Tuesday 22 January 2013

Bristol Bay is In Danger - Sign the Pebble Pledge !


This is a worthy cause, please click this link and sign The Pebble Pledge

Bristol Bay, home to the greatest remaining salmon fishery in the world, is in grave danger. One of the globe’s largest mining conglomerates wants to put an enormous open pit mine at the headwaters of the Bay. No large copper mine on earth has been developed without destroying the waters around it and no such mine has ever been developed in a place like Bristol Bay.


The Pebble Mine would have devastating consequences for Alaska’s salmon population and would destroy the region’s world class sport fishing opportunities, local subsistence fishing with a 10,000 year history, and a commercial fishing industry that employs 7,000 workers and generates $300 million a year. The Pebble Mine is expected to sit astride the headwaters of the two major river systems feeding Bristol Bay. Bristol Bay’s enormous salmon population spawns throughout the rivers which intersect at the proposed mine site. Lake Iliamna, the largest incubator of salmon in the world, lies directly below the mine site and is being considered by the Pebble Partnership as a possible site for disposing of mine waste.

Thirty to forty million salmon spawn in the waters at and below the proposed mine site. This habitat fuels the largest wild salmon fishery left on earth – employing over 7000 Alaskans, is home to the largest bears in the world, world record sport fishing streams and a Native population that has been documented as subsistence users going back almost 10,000 years.

Northern Dynasty has described the proposed Pebble Mine to shareholders as the largest gold mine and 5th largest copper mine in the world. All of the 20 largest copper mines in the world have destroyed the waters around them and no such mine has ever been developed in a location as ecologically sensitive as Alaska’s Bristol Bay.

Recent studies on the effects of copper on salmon have shown that as little as 3 parts per billion disrupt salmons’ natural homing mechanisms. Because the Pebble Mine site is located directly above Bristol Bay in an environment known for high winds and heavy rains, the likelihood of contaminating the salmon’s habitat is significant. Additionally, five of the largest dams ever constructed must be erected to hold the 10 billion tons of mine waste the mine’s ore would generate - forever. That equates to 3,000 pounds of mine waste for every person alive on the planet today.
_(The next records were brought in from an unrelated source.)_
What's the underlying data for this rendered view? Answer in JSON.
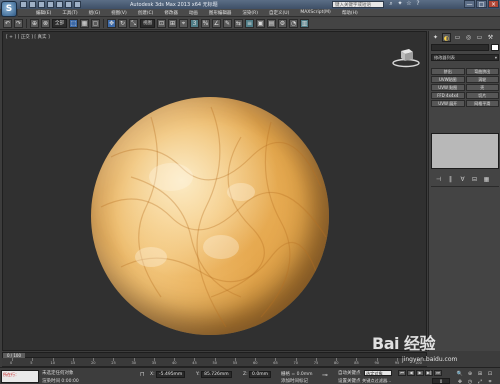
{
  "title_bar": {
    "logo_letter": "S",
    "title": "Autodesk 3ds Max 2013 x64    无标题",
    "search_placeholder": "键入关键字或短语",
    "minimize": "—",
    "maximize": "□",
    "close": "×"
  },
  "menu": [
    "编辑(E)",
    "工具(T)",
    "组(G)",
    "视图(V)",
    "创建(C)",
    "修改器",
    "动画",
    "图形编辑器",
    "渲染(R)",
    "自定义(U)",
    "MAXScript(M)",
    "帮助(H)"
  ],
  "toolbar": {
    "selection_filter": "全部",
    "reference_coord": "视图",
    "buttons": [
      "↶",
      "↷",
      "⊕",
      "⊗",
      "⬚",
      "▦",
      "▢",
      "✥",
      "↻",
      "⤡",
      "⊡",
      "⊞",
      "⌖",
      "3",
      "%",
      "∠",
      "✎",
      "⇆",
      "≡",
      "▣",
      "▤",
      "⚙",
      "◔",
      "▥"
    ]
  },
  "viewport": {
    "label": "[ + ] [ 正交 ] [ 真实 ]"
  },
  "command_panel": {
    "tabs": [
      "✦",
      "◐",
      "▭",
      "◎",
      "▭",
      "⚒"
    ],
    "modifier_list": "修改器列表",
    "modifier_buttons": [
      "挤出",
      "弯曲挤出",
      "UVW贴图",
      "涡轮",
      "UVW 贴图",
      "壳",
      "FFD 4x4x4",
      "切片",
      "UVW 展开",
      "网格平滑"
    ],
    "stack_buttons": [
      "⊣",
      "‖",
      "∀",
      "⊟",
      "▦"
    ]
  },
  "timeline": {
    "frame_display": "0 / 100",
    "ticks": [
      "0",
      "5",
      "10",
      "15",
      "20",
      "25",
      "30",
      "35",
      "40",
      "45",
      "50",
      "55",
      "60",
      "65",
      "70",
      "75",
      "80",
      "85",
      "90",
      "95",
      "100"
    ]
  },
  "status": {
    "maxscript_label": "所在行：",
    "selection": "未选定任何对象",
    "prompt": "渲染时间  0:00:00",
    "x_label": "X:",
    "x_value": "-5.495mm",
    "y_label": "Y:",
    "y_value": "85.726mm",
    "z_label": "Z:",
    "z_value": "0.0mm",
    "grid": "栅格 = 0.0mm",
    "add_time_tag": "添加时间标记",
    "auto_key": "自动关键点",
    "set_key": "设置关键点",
    "selected_dropdown": "选定对象",
    "key_filters": "关键点过滤器...",
    "playback": [
      "⏮",
      "◀",
      "▶",
      "▶|",
      "⏭"
    ],
    "frame": "0",
    "nav": [
      "🔍",
      "⊕",
      "⊞",
      "⊡",
      "✥",
      "◷",
      "⤢",
      "⌗"
    ]
  },
  "watermark": {
    "text": "Bai 经验",
    "url": "jingyan.baidu.com"
  }
}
The facts point to certain environmental disasters if Pebble Mine were to proceed – from the construction of roads and infrastructure crossing hundreds of salmon streams, from human error, from wind and rain blowing or flooding contaminants into the water system, or from dramatic seismic activity. If Pebble proceeds, another 1000 square miles of land in the Bristol Bay region – an area the size of the State of Rhode Island - have been claimed by other mining companies.

The Pebble Mine would have devastating consequences for Alaska’s salmon population and would destroy the region’s world class sport fishing opportunities, local subsistence fishing with a 10,000 year history, and a commercial fishing industry that employs 7,000 workers and generates $300 million a year.